The two older women exchanged glances. "Just obey her orders."
Sleep did not come easily to 9639 that first night at Castle Hurse. Her fellow inmates continued whispered conversations until well after lights out. It was after midnight before she finally dozed off.
She was awakened by someone's hands on her. At first she didn't realize where she was. "Don't say anything," Munglo Patti whispered in her ear. So this was what "looking out" for a fellow inmate meant? She fastened her teeth on Patti's earlobe and bit down as hard as she could. "Aarrgghh! Bitch! Bitch!" the barracks chief shrieked, and broke off her contact. "You're dead! You're dead!" Patti screamed, holding a hand to her bleeding ear.

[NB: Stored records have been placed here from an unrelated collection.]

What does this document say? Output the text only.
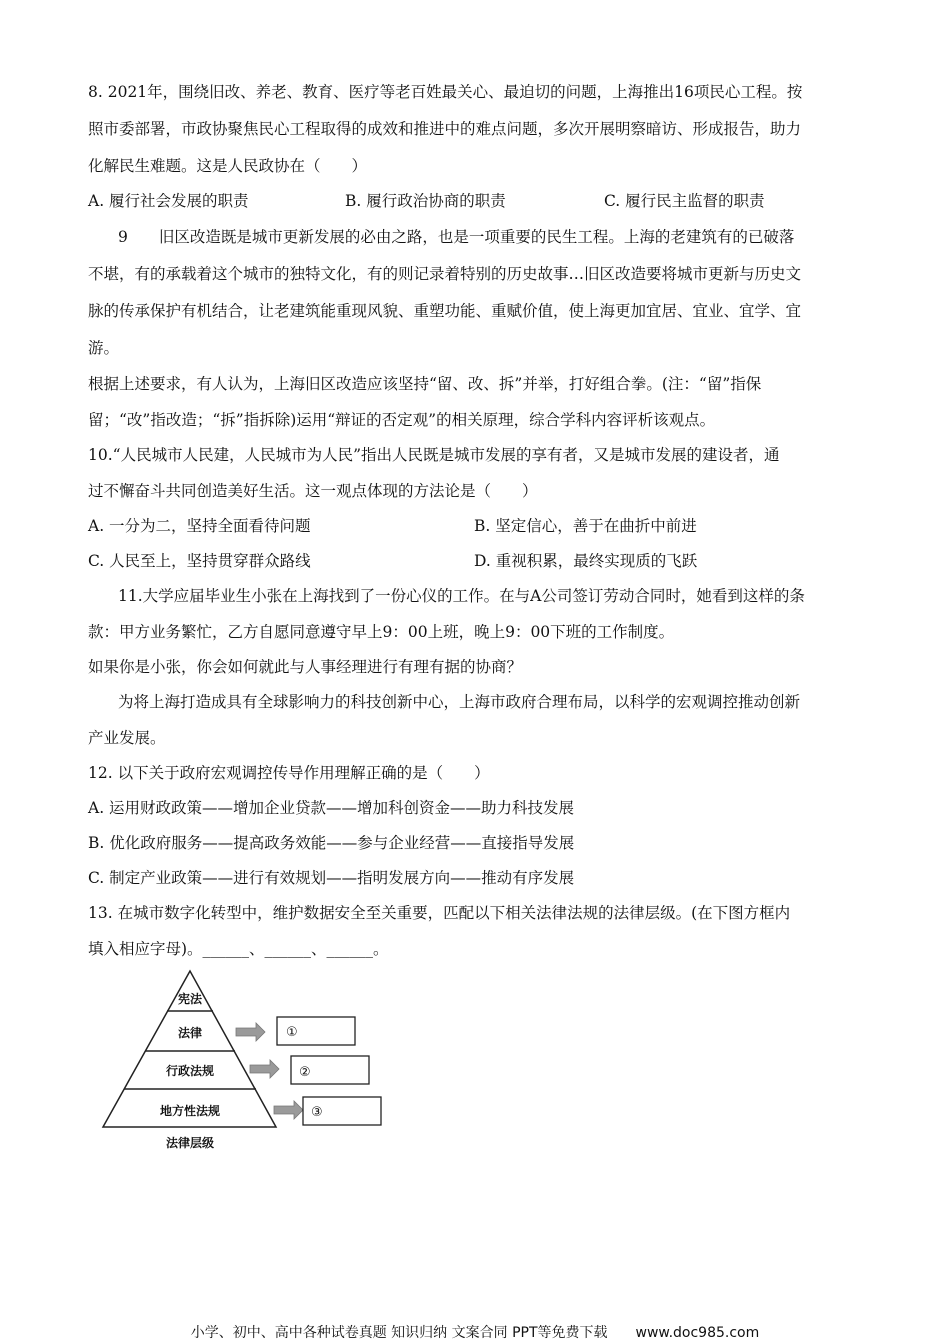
8. 2021年，围绕旧改、养老、教育、医疗等老百姓最关心、最迫切的问题，上海推出16项民心工程。按
照市委部署，市政协聚焦民心工程取得的成效和推进中的难点问题，多次开展明察暗访、形成报告，助力
化解民生难题。这是人民政协在（　　）
A. 履行社会发展的职责	B. 履行政治协商的职责	C. 履行民主监督的职责
9　　旧区改造既是城市更新发展的必由之路，也是一项重要的民生工程。上海的老建筑有的已破落
不堪，有的承载着这个城市的独特文化，有的则记录着特别的历史故事…旧区改造要将城市更新与历史文
脉的传承保护有机结合，让老建筑能重现风貌、重塑功能、重赋价值，使上海更加宜居、宜业、宜学、宜
游。
根据上述要求，有人认为，上海旧区改造应该坚持“留、改、拆”并举，打好组合拳。(注：“留”指保
留；“改”指改造；“拆”指拆除)运用“辩证的否定观”的相关原理，综合学科内容评析该观点。
10.“人民城市人民建，人民城市为人民”指出人民既是城市发展的享有者，又是城市发展的建设者，通
过不懈奋斗共同创造美好生活。这一观点体现的方法论是（　　）
A. 一分为二，坚持全面看待问题	B. 坚定信心，善于在曲折中前进
C. 人民至上，坚持贯穿群众路线	D. 重视积累，最终实现质的飞跃
11.大学应届毕业生小张在上海找到了一份心仪的工作。在与A公司签订劳动合同时，她看到这样的条
款：甲方业务繁忙，乙方自愿同意遵守早上9：00上班，晚上9：00下班的工作制度。
如果你是小张，你会如何就此与人事经理进行有理有据的协商？
为将上海打造成具有全球影响力的科技创新中心，上海市政府合理布局，以科学的宏观调控推动创新
产业发展。
12. 以下关于政府宏观调控传导作用理解正确的是（　　）
A. 运用财政政策——增加企业贷款——增加科创资金——助力科技发展
B. 优化政府服务——提高政务效能——参与企业经营——直接指导发展
C. 制定产业政策——进行有效规划——指明发展方向——推动有序发展
13. 在城市数字化转型中，维护数据安全至关重要，匹配以下相关法律法规的法律层级。(在下图方框内
填入相应字母)。______、______、______。
宪法
法律
行政法规
地方性法规
①
②
③
法律层级
小学、初中、高中各种试卷真题 知识归纳 文案合同 PPT等免费下载　　www.doc985.com
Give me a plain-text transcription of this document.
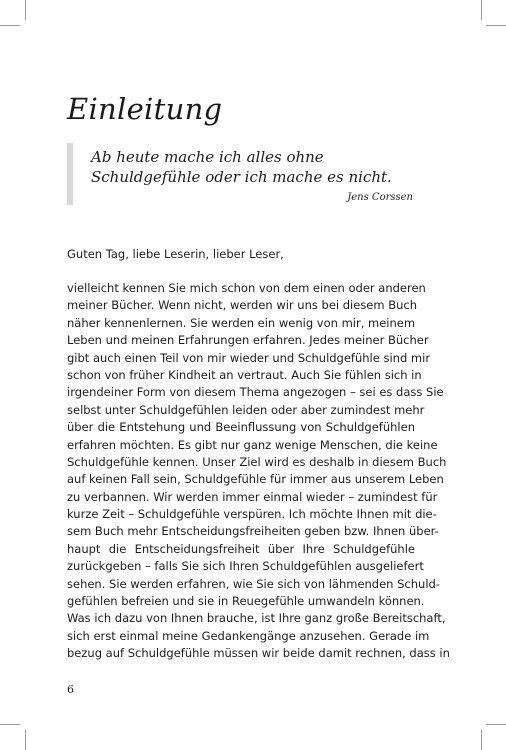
Einleitung
Ab heute mache ich alles ohne
Schuldgefühle oder ich mache es nicht.
Jens Corssen
Guten Tag, liebe Leserin, lieber Leser,
vielleicht kennen Sie mich schon von dem einen oder anderen
meiner Bücher. Wenn nicht, werden wir uns bei diesem Buch
näher kennenlernen. Sie werden ein wenig von mir, meinem
Leben und meinen Erfahrungen erfahren. Jedes meiner Bücher
gibt auch einen Teil von mir wieder und Schuldgefühle sind mir
schon von früher Kindheit an vertraut. Auch Sie fühlen sich in
irgendeiner Form von diesem Thema angezogen – sei es dass Sie
selbst unter Schuldgefühlen leiden oder aber zumindest mehr
über die Entstehung und Beeinflussung von Schuldgefühlen
erfahren möchten. Es gibt nur ganz wenige Menschen, die keine
Schuldgefühle kennen. Unser Ziel wird es deshalb in diesem Buch
auf keinen Fall sein, Schuldgefühle für immer aus unserem Leben
zu verbannen. Wir werden immer einmal wieder – zumindest für
kurze Zeit – Schuldgefühle verspüren. Ich möchte Ihnen mit die-
sem Buch mehr Entscheidungsfreiheiten geben bzw. Ihnen über-
haupt die Entscheidungsfreiheit über Ihre Schuldgefühle
zurückgeben – falls Sie sich Ihren Schuldgefühlen ausgeliefert
sehen. Sie werden erfahren, wie Sie sich von lähmenden Schuld-
gefühlen befreien und sie in Reuegefühle umwandeln können.
Was ich dazu von Ihnen brauche, ist Ihre ganz große Bereitschaft,
sich erst einmal meine Gedankengänge anzusehen. Gerade im
bezug auf Schuldgefühle müssen wir beide damit rechnen, dass in
6
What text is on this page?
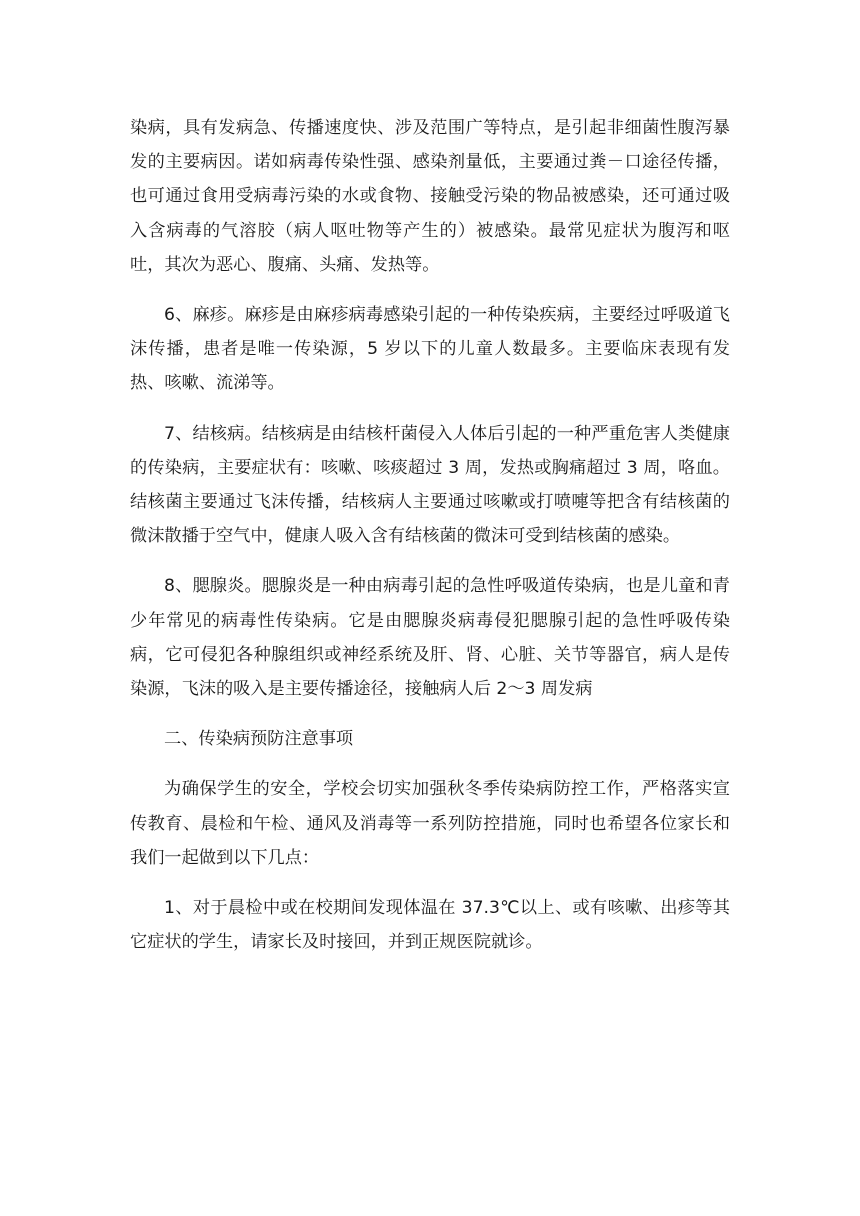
染病，具有发病急、传播速度快、涉及范围广等特点，是引起非细菌性腹泻暴发的主要病因。诺如病毒传染性强、感染剂量低，主要通过粪－口途径传播，也可通过食用受病毒污染的水或食物、接触受污染的物品被感染，还可通过吸入含病毒的气溶胶（病人呕吐物等产生的）被感染。最常见症状为腹泻和呕吐，其次为恶心、腹痛、头痛、发热等。

6、麻疹。麻疹是由麻疹病毒感染引起的一种传染疾病，主要经过呼吸道飞沫传播，患者是唯一传染源，5 岁以下的儿童人数最多。主要临床表现有发热、咳嗽、流涕等。

7、结核病。结核病是由结核杆菌侵入人体后引起的一种严重危害人类健康的传染病，主要症状有：咳嗽、咳痰超过 3 周，发热或胸痛超过 3 周，咯血。结核菌主要通过飞沫传播，结核病人主要通过咳嗽或打喷嚏等把含有结核菌的微沫散播于空气中，健康人吸入含有结核菌的微沫可受到结核菌的感染。

8、腮腺炎。腮腺炎是一种由病毒引起的急性呼吸道传染病，也是儿童和青少年常见的病毒性传染病。它是由腮腺炎病毒侵犯腮腺引起的急性呼吸传染病，它可侵犯各种腺组织或神经系统及肝、肾、心脏、关节等器官，病人是传染源，飞沫的吸入是主要传播途径，接触病人后 2～3 周发病

二、传染病预防注意事项

为确保学生的安全，学校会切实加强秋冬季传染病防控工作，严格落实宣传教育、晨检和午检、通风及消毒等一系列防控措施，同时也希望各位家长和我们一起做到以下几点：

1、对于晨检中或在校期间发现体温在 37.3℃以上、或有咳嗽、出疹等其它症状的学生，请家长及时接回，并到正规医院就诊。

"Good!" 9639 shouted back. "Kill me! I don't care! I've killed real men, and devils, devils in armed combat, you monster. Do you think I'm afraid of you? Put your hands on me again and you're out of a job around here!" She wiped Patti's blood off her lips and spit.
"You're dead! You're dead!" Patti screamed again, then turned and ran for the latrines.
Someone began to laugh. "Good work, girl," an inmate whispered.
"You'll be gone in the morning, new girl," someone else said, "but by God, we won't forget you very soon!" Someone at the far end of the room began to applaud softly, and then all the women joined in.